A model rocket is launched straight upward from the side of a 212-ft cliff. The initial velocity is 86 ft/sec. The height of the rocket h(t) is given by: h(t)=-16t^2+86t+212
where h(t) is measured in feet and t is the time in seconds. Use the quadratic formula to find the times (t) at which the rocket is 320 ft. above the ground. Round your answers to the nearest hundredth of a second.
just solve for t in
-16t^2+86t+212 = 320
To find the times at which the rocket is 320 ft above the ground, we need to solve the equation h(t) = 320.
Given the quadratic equation h(t) = -16t^2 + 86t + 212, we can substitute 320 for h(t):
-16t^2 + 86t + 212 = 320
Rearranging the equation to form a quadratic equation in standard form:
-16t^2 + 86t + 212 - 320 = 0
-16t^2 + 86t - 108 = 0
We now have a quadratic equation in the form of ax^2 + bx + c = 0, where a = -16, b = 86, and c = -108.

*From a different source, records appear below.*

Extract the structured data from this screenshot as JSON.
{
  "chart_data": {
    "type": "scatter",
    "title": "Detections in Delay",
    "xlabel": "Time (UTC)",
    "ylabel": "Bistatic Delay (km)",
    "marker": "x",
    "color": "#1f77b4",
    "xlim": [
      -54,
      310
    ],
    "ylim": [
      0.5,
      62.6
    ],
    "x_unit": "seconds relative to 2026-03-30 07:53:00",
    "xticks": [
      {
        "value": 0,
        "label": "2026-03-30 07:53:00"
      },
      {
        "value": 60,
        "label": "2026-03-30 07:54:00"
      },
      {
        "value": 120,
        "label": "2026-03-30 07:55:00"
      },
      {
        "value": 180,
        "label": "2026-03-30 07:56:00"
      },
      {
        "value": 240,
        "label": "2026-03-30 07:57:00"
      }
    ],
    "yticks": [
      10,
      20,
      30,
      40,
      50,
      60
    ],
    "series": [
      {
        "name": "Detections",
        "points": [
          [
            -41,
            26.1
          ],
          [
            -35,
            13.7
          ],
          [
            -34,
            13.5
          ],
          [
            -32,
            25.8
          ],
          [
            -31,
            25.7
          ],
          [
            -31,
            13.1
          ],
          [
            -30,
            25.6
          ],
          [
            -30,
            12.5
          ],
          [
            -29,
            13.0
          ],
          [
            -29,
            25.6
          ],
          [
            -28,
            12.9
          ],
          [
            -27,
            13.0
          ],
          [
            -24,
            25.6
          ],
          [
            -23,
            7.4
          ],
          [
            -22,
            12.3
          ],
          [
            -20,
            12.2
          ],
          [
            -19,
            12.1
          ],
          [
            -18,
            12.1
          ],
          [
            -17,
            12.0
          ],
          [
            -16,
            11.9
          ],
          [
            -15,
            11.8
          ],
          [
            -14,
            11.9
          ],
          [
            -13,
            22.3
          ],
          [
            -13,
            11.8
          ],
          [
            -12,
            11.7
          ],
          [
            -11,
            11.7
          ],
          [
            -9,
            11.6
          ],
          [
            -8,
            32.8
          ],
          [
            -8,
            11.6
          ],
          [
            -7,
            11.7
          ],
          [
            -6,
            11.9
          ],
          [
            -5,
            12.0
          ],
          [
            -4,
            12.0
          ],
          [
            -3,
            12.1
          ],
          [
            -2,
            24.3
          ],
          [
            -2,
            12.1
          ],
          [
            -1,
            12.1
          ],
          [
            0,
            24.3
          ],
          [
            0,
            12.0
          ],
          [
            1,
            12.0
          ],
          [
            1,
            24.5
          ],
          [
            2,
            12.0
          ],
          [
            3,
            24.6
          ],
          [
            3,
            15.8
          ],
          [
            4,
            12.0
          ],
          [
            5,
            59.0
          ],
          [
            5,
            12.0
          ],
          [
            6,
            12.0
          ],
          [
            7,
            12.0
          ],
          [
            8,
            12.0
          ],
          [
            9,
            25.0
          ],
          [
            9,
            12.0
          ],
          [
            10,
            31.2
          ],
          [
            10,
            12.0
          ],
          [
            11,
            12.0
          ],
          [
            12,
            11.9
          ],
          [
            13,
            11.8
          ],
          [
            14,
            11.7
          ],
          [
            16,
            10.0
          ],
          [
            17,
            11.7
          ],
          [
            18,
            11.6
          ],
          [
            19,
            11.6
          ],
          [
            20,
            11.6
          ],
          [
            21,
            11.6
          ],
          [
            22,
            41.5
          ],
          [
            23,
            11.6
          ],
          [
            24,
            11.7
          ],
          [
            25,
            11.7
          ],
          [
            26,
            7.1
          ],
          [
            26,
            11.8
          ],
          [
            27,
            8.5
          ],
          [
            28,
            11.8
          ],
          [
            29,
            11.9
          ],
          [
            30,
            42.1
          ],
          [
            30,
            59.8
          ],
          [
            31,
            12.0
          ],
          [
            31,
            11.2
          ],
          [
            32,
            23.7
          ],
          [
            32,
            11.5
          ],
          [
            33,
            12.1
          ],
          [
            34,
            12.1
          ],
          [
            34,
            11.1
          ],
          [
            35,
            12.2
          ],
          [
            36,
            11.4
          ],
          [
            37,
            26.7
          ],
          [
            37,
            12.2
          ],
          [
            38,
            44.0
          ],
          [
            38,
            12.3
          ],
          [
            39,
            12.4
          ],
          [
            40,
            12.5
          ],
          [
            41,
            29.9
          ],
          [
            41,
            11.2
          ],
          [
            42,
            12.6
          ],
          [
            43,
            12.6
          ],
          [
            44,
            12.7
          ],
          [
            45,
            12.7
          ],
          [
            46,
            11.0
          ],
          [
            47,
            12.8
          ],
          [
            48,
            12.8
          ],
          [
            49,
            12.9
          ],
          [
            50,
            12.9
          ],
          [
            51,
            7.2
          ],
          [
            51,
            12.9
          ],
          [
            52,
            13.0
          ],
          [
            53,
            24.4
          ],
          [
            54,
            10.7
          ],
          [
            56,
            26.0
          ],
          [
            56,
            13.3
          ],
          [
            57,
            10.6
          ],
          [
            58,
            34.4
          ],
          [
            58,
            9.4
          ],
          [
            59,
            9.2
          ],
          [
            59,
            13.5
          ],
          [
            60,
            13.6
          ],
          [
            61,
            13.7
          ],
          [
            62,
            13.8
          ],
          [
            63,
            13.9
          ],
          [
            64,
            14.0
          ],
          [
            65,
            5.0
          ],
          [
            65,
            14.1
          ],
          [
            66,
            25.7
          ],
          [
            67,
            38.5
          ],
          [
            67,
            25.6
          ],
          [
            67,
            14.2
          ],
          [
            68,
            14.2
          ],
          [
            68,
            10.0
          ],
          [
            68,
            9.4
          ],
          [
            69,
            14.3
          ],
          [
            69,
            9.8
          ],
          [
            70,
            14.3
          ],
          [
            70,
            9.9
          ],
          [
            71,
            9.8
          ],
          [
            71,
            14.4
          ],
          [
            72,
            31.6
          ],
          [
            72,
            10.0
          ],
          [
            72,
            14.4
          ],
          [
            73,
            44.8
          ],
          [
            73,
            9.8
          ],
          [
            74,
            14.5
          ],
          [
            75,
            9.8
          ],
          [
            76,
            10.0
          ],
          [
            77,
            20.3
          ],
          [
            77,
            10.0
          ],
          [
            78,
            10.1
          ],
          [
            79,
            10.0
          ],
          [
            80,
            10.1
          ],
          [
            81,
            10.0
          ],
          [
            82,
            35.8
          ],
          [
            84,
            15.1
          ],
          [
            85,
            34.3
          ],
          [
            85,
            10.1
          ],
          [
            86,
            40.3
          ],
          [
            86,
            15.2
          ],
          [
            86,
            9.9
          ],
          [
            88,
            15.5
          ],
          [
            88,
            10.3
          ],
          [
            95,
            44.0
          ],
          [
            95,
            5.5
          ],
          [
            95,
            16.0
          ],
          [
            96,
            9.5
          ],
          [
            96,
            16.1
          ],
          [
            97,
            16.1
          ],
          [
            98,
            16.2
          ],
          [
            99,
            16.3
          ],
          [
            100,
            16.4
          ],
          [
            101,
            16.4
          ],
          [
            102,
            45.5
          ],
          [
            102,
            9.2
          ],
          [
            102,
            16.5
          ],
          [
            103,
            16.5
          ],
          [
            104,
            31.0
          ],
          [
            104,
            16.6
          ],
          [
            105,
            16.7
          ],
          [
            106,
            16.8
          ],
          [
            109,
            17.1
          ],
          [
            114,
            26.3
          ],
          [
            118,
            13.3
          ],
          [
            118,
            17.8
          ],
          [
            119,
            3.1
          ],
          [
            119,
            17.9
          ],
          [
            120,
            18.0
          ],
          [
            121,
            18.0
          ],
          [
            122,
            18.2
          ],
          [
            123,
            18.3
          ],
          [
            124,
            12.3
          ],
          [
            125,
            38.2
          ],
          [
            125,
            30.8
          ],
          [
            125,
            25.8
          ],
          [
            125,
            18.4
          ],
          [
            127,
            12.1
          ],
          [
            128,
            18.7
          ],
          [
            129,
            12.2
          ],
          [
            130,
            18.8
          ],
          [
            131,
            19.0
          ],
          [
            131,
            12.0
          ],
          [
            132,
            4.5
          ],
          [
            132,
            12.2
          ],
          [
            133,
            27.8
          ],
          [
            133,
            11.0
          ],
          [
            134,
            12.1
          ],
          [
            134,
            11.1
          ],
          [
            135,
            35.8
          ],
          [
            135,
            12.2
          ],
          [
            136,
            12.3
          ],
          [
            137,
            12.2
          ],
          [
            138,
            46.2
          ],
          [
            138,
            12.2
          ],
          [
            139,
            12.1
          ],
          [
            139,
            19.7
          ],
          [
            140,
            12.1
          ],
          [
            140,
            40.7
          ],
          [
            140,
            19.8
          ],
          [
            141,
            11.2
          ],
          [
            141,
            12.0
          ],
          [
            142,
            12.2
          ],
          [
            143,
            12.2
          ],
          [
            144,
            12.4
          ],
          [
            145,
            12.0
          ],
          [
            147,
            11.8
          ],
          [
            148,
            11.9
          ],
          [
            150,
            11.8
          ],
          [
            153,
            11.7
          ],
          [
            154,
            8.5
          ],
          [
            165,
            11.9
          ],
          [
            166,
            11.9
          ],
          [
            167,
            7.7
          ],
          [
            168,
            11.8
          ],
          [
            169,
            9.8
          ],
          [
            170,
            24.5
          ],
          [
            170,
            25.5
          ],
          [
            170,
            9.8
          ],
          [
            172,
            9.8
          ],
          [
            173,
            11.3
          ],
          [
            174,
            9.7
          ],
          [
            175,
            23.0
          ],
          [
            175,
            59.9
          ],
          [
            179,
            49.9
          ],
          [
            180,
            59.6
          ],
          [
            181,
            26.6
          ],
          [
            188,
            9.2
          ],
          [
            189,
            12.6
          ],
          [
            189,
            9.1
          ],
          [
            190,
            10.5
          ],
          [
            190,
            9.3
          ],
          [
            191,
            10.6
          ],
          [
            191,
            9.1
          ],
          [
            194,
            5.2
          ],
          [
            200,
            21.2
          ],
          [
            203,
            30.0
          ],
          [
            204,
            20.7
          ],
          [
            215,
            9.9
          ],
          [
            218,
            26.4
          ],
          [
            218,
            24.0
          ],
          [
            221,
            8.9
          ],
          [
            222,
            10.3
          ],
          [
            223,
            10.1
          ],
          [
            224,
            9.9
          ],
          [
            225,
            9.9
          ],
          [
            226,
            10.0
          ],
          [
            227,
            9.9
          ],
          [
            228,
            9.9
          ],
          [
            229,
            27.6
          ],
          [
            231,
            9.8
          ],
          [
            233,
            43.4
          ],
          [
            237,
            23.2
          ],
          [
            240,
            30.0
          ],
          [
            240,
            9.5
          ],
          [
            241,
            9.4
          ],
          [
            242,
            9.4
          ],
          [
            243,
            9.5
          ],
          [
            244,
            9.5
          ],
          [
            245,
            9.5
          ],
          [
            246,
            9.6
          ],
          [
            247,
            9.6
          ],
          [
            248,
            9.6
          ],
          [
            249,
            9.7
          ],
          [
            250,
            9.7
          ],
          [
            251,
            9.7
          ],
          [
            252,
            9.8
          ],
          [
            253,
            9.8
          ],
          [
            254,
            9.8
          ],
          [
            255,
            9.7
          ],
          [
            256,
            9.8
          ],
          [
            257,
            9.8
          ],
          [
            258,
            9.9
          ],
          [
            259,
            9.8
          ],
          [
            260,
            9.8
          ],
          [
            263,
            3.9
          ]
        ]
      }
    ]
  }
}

To solve this quadratic equation, we can use the quadratic formula:
t = (-b ± √(b^2 - 4ac)) / (2a)
Plugging in the values, we have:
t = (-(86) ± √((86)^2 - 4(-16)(-108))) / (2(-16))
Now, let's calculate:
t = (-86 ± √(7396 - 6912)) / (-32)
t = (-86 ± √(484)) / (-32)
We have two possible solutions:
t = (-86 + √484) / (-32) or t = (-86 - √484) / (-32)
Simplifying further:
t = (-86 + 22) / (-32) or t = (-86 - 22) / (-32)
t = -64 / -32 or t = -108 / -32
t = 2 or t = 3.375
Therefore, the times at which the rocket is 320 ft above the ground are approximately 2 seconds and 3.375 seconds.